When you ask Ugandans what their dream destination would be, the majority would cross not only just the Ugandan border but the oceans beyond to find it. They mention lands far away, glorifying foreign beauty over their motherland. I on the other hand would opt to visit Uganda any day.

I totally agree with Sir Winston Churchill who called our country “The Pearl of Africa”.

So, over the June public holiday break, thanks to social media, I retreated to the eastern part of Uganda.

My journey was prompted by an advert on Facebook a week earlier. I called the listed contact numbers and booked a ticket for my friend and I.

“On Heores Day”, you ask? Well, I hold no government post I am not a politician. So I did not expect my name to be on the list of medal recipients! Instead, however, I decided to be a hero of my country, in my own silent way.

My friend and I were soon joined by two other enthusiastic travellers, and we set off on 8 June aboard a YY bus.

The poorly lit roads and sparsely populated areas did not give us a chance to savour the view on our night time journey aboard the speeding bus from Kampala. By midnight we were in Mbale, and we were welcomed by the fully awake bodaboda riders who asked us about where we were heading. Clueless we were, but thankfully our travel coordinator was already at the station to lead us to our resting place for the night.

I do not know if it was excitement or anticipation that kept me fully awake late into the night, as I pictured the Sipi Falls that we had travelled all this way to experience firsthand. However, sleep took over in the wee hours and I was greeted by the scenic and famous Wanale Ridge at dawn.

I joined the rest of the team for breakfast before hitting the road for a one-and-a-half-hour drive to Kapchorwa.

We soon arrived at the bottom of Sipi Falls where we received a briefing on the hike and took a few selfies, then set off with each holding a walking stick.
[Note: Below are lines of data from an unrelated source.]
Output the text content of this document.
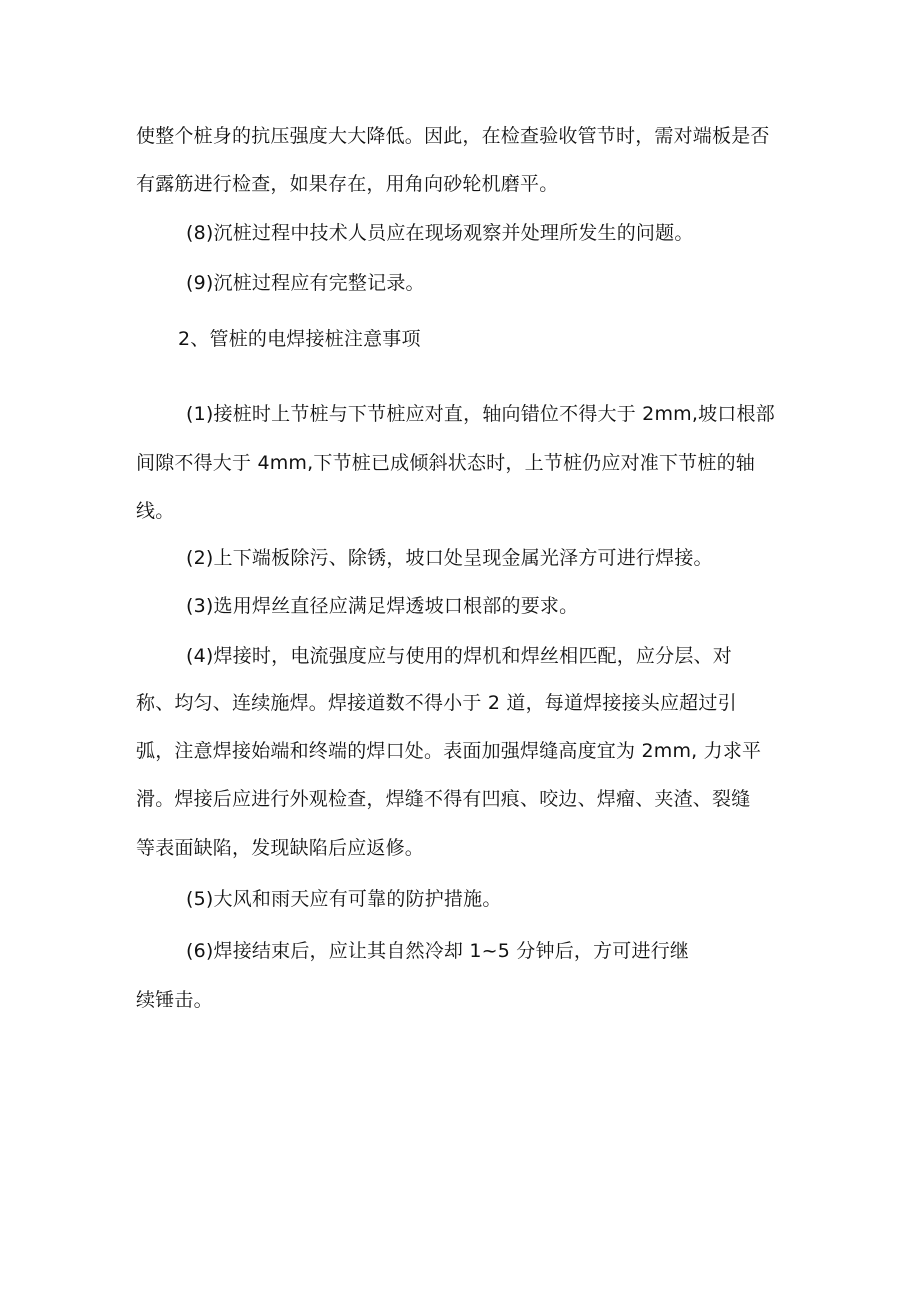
使整个桩身的抗压强度大大降低。因此，在检查验收管节时，需对端板是否
有露筋进行检查，如果存在，用角向砂轮机磨平。
(8)沉桩过程中技术人员应在现场观察并处理所发生的问题。
(9)沉桩过程应有完整记录。
2、管桩的电焊接桩注意事项
(1)接桩时上节桩与下节桩应对直，轴向错位不得大于 2mm,坡口根部
间隙不得大于 4mm,下节桩已成倾斜状态时，上节桩仍应对准下节桩的轴
线。
(2)上下端板除污、除锈，坡口处呈现金属光泽方可进行焊接。
(3)选用焊丝直径应满足焊透坡口根部的要求。
(4)焊接时，电流强度应与使用的焊机和焊丝相匹配，应分层、对
称、均匀、连续施焊。焊接道数不得小于 2 道，每道焊接接头应超过引
弧，注意焊接始端和终端的焊口处。表面加强焊缝高度宜为 2mm, 力求平
滑。焊接后应进行外观检查，焊缝不得有凹痕、咬边、焊瘤、夹渣、裂缝
等表面缺陷，发现缺陷后应返修。
(5)大风和雨天应有可靠的防护措施。
(6)焊接结束后，应让其自然冷却 1~5 分钟后，方可进行继
续锤击。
Call me mad, but the roaring waters got screaming at the first “fall”. The Sipi Falls consist of three falls and the first one we encountered landed at the entrance of a cave. Above the cave cascaded water from 60 feet above the ground. The white, speedy waters hit the huge stones strongly, making a sort of organized music sound!

I realised that to stay below the cave was to rob myself of greater satisfaction of what nature has to offer. So up I climbed.

I made my way to the waterfall and behold, I stood in awe of God and worshipped Him because of what was before me. Please do not call me a doubting Thomas – for even before ever seeing the falls, I believed in God but this was beyond me. So, if I did not believe before, this would have convinced me.

The crowning moment was getting a chance to swim in the ice-cold waters. The immersion process lasted for about 20 minutes as each part of the body had to first get used to the low temperatures before another part would be surrendered! Such fun!

After my visit to that part of the country, I now wonder what the rest has to offer.

I guess I can say that I have been officially assigned by the Pearl of Africa to blow her horn so that more people can come and witness the country’s beauty.

And I am convinced that travel journalism is going to keep my life in motion for a long time.